The decision to launch a joint Canada-U.S. patrol during the month prior to the Super Bowl was sound. So was an internal RCMP audit (obtained by CanWest News Service under the Access to Information Act) that warned that joint patrols should be undertaken “only if” the Mounties were adequately trained in winter marine and airboat operations.

Unfortunately, in some of the early missions some of the Mounties involved in the patrols were not adequately prepared for winter maritime operations. Only two of the 14 Mounties who participated were qualified boat operators. Plus there were several equipment failures and the Mounties had no trained marine mechanics.

Things did get better, and in the end the four vessels involved conducted 45 patrols and boarded 173 pleasure craft. It was a useful exercise, but it demonstrated that good ideas are only that unless the resources are invested to make them workable.

The Shiprider program was expanded this summer, mounting two months of patrols throughout August and September between Cornwall, On. and Massena, N.Y. in the east, and British Columbia and Washington State in the west. There were two small boats in the water in each location, with up to 20 riders involved in both places.

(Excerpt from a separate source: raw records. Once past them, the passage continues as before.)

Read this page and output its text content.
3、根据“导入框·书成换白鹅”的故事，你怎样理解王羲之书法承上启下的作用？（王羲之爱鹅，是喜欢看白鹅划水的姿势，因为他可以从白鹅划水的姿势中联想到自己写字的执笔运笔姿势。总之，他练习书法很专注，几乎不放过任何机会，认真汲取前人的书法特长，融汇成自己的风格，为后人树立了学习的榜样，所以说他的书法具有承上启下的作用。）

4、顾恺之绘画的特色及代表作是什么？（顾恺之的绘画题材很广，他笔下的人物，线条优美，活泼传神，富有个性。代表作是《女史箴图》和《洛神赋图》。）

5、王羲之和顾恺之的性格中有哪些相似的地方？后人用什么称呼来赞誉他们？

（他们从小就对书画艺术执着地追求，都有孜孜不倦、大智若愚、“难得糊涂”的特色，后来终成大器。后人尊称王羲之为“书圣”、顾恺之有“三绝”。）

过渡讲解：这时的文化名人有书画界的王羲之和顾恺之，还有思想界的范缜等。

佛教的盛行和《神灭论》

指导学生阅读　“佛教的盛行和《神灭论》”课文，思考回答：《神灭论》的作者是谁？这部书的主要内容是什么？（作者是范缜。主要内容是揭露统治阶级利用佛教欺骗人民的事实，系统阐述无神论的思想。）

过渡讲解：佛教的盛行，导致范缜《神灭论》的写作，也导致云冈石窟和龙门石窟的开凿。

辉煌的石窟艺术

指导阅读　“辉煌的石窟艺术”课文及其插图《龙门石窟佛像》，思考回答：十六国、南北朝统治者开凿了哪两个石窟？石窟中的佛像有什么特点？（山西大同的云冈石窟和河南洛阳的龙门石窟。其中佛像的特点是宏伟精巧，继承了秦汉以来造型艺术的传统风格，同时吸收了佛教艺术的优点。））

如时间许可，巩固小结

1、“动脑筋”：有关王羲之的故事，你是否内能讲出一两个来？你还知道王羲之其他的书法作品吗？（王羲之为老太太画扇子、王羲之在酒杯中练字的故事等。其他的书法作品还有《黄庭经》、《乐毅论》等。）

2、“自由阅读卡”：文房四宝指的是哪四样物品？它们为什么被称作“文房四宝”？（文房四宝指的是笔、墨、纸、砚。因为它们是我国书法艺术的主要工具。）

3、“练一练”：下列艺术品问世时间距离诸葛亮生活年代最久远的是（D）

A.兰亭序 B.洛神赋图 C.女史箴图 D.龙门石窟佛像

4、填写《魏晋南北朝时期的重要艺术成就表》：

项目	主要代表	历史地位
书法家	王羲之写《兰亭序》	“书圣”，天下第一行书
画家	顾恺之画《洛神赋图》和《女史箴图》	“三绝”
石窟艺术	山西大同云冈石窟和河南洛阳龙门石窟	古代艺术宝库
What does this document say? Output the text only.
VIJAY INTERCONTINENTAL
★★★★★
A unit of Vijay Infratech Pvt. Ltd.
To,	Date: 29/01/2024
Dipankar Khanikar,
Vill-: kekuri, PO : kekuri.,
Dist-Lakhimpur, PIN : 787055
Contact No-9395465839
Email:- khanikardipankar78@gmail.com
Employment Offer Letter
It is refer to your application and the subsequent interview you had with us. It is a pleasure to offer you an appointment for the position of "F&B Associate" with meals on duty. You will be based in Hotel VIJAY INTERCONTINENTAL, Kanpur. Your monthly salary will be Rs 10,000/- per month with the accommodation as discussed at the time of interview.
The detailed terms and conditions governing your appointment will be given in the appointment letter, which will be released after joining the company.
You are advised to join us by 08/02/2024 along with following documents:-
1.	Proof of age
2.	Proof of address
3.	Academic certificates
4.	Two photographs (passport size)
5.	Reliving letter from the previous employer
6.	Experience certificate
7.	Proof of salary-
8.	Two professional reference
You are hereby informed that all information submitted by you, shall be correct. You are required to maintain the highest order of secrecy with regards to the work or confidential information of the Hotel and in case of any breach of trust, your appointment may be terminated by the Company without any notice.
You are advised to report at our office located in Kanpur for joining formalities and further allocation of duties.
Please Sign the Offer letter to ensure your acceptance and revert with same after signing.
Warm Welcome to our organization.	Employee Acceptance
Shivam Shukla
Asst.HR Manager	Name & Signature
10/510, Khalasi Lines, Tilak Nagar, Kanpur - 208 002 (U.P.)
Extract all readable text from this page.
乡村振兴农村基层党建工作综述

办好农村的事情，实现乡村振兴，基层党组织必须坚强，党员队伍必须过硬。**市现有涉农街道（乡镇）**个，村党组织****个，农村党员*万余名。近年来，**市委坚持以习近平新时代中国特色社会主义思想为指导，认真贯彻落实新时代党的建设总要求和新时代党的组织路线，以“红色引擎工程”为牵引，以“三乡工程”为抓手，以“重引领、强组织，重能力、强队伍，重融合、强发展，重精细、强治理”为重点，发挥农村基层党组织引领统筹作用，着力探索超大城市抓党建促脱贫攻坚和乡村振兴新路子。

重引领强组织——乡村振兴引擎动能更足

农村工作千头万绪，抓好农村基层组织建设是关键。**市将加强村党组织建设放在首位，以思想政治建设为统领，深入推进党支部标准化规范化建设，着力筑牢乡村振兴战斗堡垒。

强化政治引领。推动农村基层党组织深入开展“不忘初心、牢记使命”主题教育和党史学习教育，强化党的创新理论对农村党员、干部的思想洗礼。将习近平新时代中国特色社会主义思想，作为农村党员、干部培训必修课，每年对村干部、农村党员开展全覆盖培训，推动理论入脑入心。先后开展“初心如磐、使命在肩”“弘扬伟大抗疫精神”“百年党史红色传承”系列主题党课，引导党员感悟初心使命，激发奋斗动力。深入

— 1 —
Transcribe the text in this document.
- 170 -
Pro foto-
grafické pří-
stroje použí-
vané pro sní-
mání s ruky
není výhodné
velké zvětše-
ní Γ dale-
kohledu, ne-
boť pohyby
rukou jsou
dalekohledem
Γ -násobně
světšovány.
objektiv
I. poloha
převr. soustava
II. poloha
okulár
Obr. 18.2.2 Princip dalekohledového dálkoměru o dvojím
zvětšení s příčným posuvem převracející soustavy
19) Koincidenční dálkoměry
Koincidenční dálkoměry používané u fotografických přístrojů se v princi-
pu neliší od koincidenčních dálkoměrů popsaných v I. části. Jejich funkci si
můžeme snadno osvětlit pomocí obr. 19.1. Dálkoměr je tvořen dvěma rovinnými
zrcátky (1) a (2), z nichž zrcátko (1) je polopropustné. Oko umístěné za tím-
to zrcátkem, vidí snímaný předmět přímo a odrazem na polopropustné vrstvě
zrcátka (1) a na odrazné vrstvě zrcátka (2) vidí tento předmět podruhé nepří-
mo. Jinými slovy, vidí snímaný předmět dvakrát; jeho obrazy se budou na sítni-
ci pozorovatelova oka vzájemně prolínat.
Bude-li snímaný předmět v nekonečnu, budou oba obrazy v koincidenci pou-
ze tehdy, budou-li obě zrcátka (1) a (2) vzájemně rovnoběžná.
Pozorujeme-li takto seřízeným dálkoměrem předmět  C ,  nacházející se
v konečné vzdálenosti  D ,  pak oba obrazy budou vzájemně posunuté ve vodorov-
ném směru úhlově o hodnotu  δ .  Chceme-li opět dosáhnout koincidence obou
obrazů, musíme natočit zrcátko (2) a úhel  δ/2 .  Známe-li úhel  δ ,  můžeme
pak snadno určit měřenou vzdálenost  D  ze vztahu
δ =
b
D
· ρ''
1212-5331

The two operations put in 1,000 patrol hours and conducted 170 boardings. They tested operations that connected their activities with IBET operations on shore. The eastern mission provided waterside security for the meeting of Stephen Harper, George W. Bush and Felipe Calderón at Montebello in August.

Shiprider is a terrific idea. Security issues on the Canada-U.S. border are a huge threat to relations between our two countries, and a real threat to the future of the Canadian economy.

But Shiprider is never going to amount to the kind of deterrent to crime and terrorism that we need on the St. Lawrence and the Great Lakes as long as the RCMP is so incredibly understaffed – not just in its maritime capacity but across the board. 

The Senate Committee on National Security and Defence estimates that Canada needs an additional 5,000-7,000 Mounties. That would mean spending an additional $1.03 billion to $1.95 billion on the RCMP budget.

In 2006, the government promised to recruit and train a mere 1,000 more Mounties. About a third of those ended up in jobs outside the RCMP – in places such as the Department of Justice. 

This government pretends to be serious about law and order issues, but when push comes to shove, great ideas like Shiprider don’t get the resources they require to have anything more than a marginal impact on the criminals who ply our coastal waters, on the gangs who receive the drugs and guns in communities such as Toronto and Edmonton, or on the would-be terrorists who might some day use these waters to disrupt the entire North American economy.

Until the Mounties do come up with the resources, the bad guys will continue to flip the bird at us with impunity. These guys love good ideas that aren’t going to go anywhere.